Per le fette sagittali, mantenere verticale l'asse mediale laterale. Per le fette orizzontali, incollare il lato ventrale mantenendo verticale l'asse ventrale dorsale. Per ottenere il piano orizzontale sagittale angolare acuto, incollare il lato ventrale del tronco cerebrale in modo tale che l'asse dorsale ventrale sia verticale sul blocco di agarosio della superficie ipotenusa.
Incollare la superficie opposta del blocco di agarosio di fronte al vassoio di affettatura e mantenere l'asse rostrocaudale parallelo al bordo della lama. In alternativa al taglio con vibratomo, immergere il tronco cerebrale isolato in agarosio a basso punto di fusione del 4% a 40 gradi Celsius in una capsula di Petri di 35 x 10 millimetri. Dopo che l'agarosio si è solidificato, tagliare il blocco di agarosio del cubicolo usando una lama di rasoio affilata.
Incollare il blocco di agarosio sul suo lato rostrale mantenendo verticale l'asse rostrocaudale del tronco cerebrale. Prendi fette coronali fino a quando non viene vista la regione NM. Rimuovere il blocco di agarosio dalla colla con una lama affilata.
Con un ago sottile, posizionare delicatamente 0,5 microlitri di colorante blu toluidina sul NM per individuare i nuclei. Rimontare questo blocco sul vassoio di affettatura per fette sagittali o orizzontali. Identificare i nuclei rispetto alla regione colorata e sezionare il tronco cerebrale.
Dopo il sezionamento, posizionare le fette raccolte sequenzialmente da 200 a 300 micron in una camera affettata contenente ACSF per equilibrare per un'ora a temperatura ambiente. Le sezioni coronali del tessuto del tronco encefalico da un embrione di pollo E19 a 21 rappresentano le regioni di isofrequenza relative dei nuclei uditivi del tronco cerebrale dalla regione uditiva con frequenza caratteristica più bassa a quella più alta. Le fibre nervose uditive afferenti e la biforcazione degli assoni NM erano visibili.

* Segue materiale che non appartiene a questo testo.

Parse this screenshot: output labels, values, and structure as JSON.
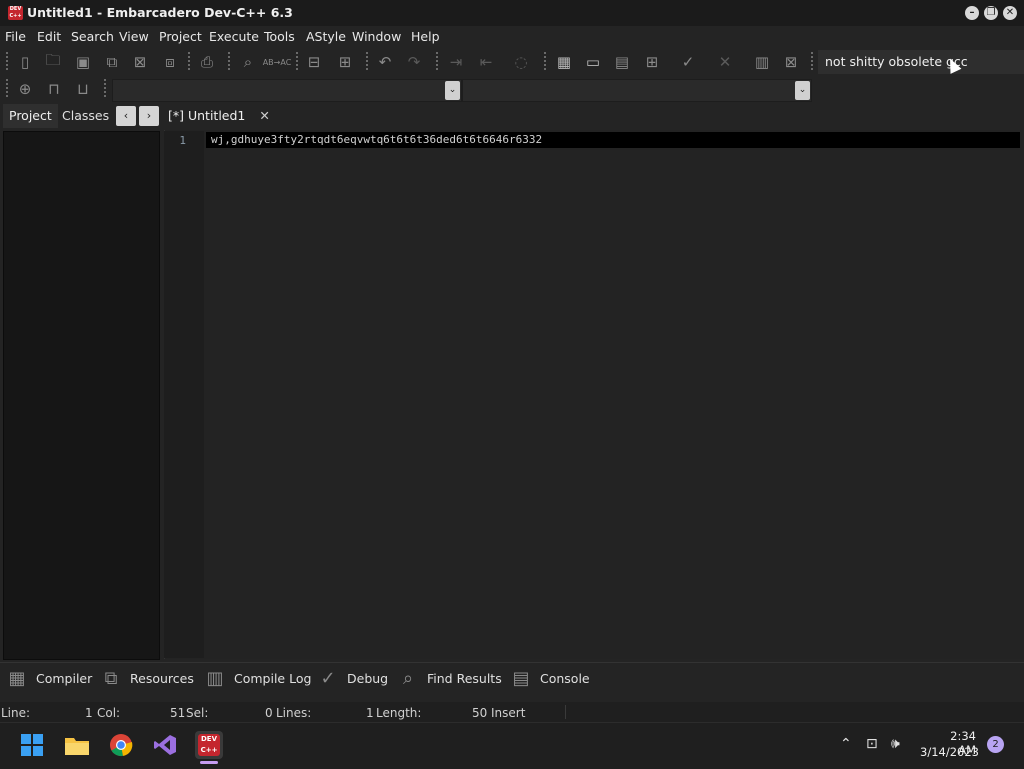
{
  "window": {
    "title": "Untitled1 - Embarcadero Dev-C++ 6.3",
    "icon": "devcpp-app-icon",
    "icon_text": "DEV C++",
    "controls": [
      "minimize-icon",
      "restore-icon",
      "close-icon"
    ]
  },
  "menu": [
    "File",
    "Edit",
    "Search",
    "View",
    "Project",
    "Execute",
    "Tools",
    "AStyle",
    "Window",
    "Help"
  ],
  "toolbar": {
    "compiler_selection": "not shitty obsolete gcc"
  },
  "side_panel": {
    "tabs": [
      "Project",
      "Classes"
    ],
    "prev_label": "‹",
    "next_label": "›"
  },
  "editor": {
    "tab_label": "[*] Untitled1",
    "lines": [
      {
        "number": "1",
        "text": "wj,gdhuye3fty2rtqdt6eqvwtq6t6t6t36ded6t6t6646r6332"
      }
    ]
  },
  "bottom_tabs": [
    "Compiler",
    "Resources",
    "Compile Log",
    "Debug",
    "Find Results",
    "Console"
  ],
  "status_bar": {
    "line_label": "Line:",
    "line_value": "1",
    "col_label": "Col:",
    "col_value": "51",
    "sel_label": "Sel:",
    "sel_value": "0",
    "lines_label": "Lines:",
    "lines_value": "1",
    "length_label": "Length:",
    "length_value": "50",
    "mode": "Insert"
  },
  "taskbar": {
    "apps": [
      "windows-start-icon",
      "file-explorer-icon",
      "chrome-icon",
      "visual-studio-icon",
      "devcpp-icon"
    ],
    "devcpp_icon_text": "DEV C++",
    "time": "2:34 AM",
    "date": "3/14/2023",
    "notification_count": "2"
  },
  "colors": {
    "background": "#242424",
    "editor": "#232323",
    "current_line": "#000000",
    "app_icon": "#c4262e",
    "notification_badge": "#b8a4f2"
  }
}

È stato osservato anche il nucleo angolare. Nelle sezioni rostrali, il nucleo olivario superiore si trova lungo la regione laterale ventrale della fetta coronale. Nelle sezioni sagittali, NM e nucleo laminaris o NL sono stati identificati dove le fibre nervose uditive sono entrate nel gruppo di neuroni.

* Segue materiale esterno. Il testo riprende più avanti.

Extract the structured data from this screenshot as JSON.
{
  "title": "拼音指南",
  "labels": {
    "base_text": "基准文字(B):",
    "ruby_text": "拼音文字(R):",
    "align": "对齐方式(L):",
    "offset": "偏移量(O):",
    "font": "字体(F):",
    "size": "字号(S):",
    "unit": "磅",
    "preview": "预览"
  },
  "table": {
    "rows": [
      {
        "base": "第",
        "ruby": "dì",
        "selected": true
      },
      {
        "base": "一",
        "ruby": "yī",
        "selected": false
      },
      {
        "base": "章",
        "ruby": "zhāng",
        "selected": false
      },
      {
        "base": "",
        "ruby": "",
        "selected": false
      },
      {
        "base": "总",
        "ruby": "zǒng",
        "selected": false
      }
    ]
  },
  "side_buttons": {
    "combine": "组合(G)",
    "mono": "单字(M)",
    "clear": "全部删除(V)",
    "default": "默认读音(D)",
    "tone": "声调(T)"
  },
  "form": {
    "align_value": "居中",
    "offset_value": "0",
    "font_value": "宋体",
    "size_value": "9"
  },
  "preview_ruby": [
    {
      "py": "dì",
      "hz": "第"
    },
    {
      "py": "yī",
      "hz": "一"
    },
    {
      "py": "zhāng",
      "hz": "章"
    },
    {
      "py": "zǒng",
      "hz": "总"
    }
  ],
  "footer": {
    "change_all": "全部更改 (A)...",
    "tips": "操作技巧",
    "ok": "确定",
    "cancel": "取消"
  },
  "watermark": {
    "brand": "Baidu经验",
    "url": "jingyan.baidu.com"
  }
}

Il nucleo olivario superiore è stato identificato nella regione rostrolaterale. Sono state osservate regioni uditive a bassa e alta frequenza caratteristica da NM e NL lungo l'asse rostrocaudale. La fetta più mediale mostrava i ciuffi assonali omolaterali e controlaterali e il punto finale della regione uditiva.

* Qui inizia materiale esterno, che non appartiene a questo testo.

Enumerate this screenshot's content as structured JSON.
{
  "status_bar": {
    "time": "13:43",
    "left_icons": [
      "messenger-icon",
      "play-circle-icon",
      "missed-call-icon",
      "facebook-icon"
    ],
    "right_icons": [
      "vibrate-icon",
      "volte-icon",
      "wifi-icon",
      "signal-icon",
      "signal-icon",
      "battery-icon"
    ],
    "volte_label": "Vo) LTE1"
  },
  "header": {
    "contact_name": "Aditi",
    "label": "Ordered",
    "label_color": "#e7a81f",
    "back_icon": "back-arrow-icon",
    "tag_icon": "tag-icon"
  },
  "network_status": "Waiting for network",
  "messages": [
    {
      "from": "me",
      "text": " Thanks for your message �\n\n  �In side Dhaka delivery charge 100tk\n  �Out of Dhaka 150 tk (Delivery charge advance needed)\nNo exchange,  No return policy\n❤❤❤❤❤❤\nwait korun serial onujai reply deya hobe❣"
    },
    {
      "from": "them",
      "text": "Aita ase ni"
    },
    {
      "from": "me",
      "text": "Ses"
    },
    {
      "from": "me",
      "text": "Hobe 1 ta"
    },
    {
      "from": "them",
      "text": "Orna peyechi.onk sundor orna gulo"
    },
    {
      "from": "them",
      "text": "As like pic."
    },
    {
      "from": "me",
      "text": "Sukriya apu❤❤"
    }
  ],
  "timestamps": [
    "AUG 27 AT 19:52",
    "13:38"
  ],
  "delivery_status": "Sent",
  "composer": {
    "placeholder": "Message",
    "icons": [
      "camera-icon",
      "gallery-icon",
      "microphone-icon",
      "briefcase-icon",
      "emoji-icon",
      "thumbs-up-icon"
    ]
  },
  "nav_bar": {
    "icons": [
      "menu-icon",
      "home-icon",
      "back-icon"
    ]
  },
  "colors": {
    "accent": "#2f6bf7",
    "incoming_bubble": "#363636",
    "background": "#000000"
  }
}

Nelle fette orizzontali, NM e NL sono stati identificati verso la linea mediana e i neuroni sono stati distribuiti lungo l'asse mediale laterale. Fette di tessuto del tronco cerebrale ad angolo acuto da un piano orizzontale hanno mostrato i nuclei uditivi del tronco cerebrale attraverso una grande diffusione diagonale. Le immagini ingrandite hanno mostrato l'asse tonotopico dei nuclei uditivi lungo l'asse rostromediale-caudolaterale.
Assicurarsi che l'intero processo venga eseguito in dACSF refrigerato con ghiaccio continuamente bollente con ossigeno di carboidrati. Questo protocollo viene utilizzato per i ricercatori che studiano le proprietà anatomiche e biofisiche dei microcircuiti del tronco cerebrale in via di sviluppo, in particolare la relazione tra i principali nuclei uditivi.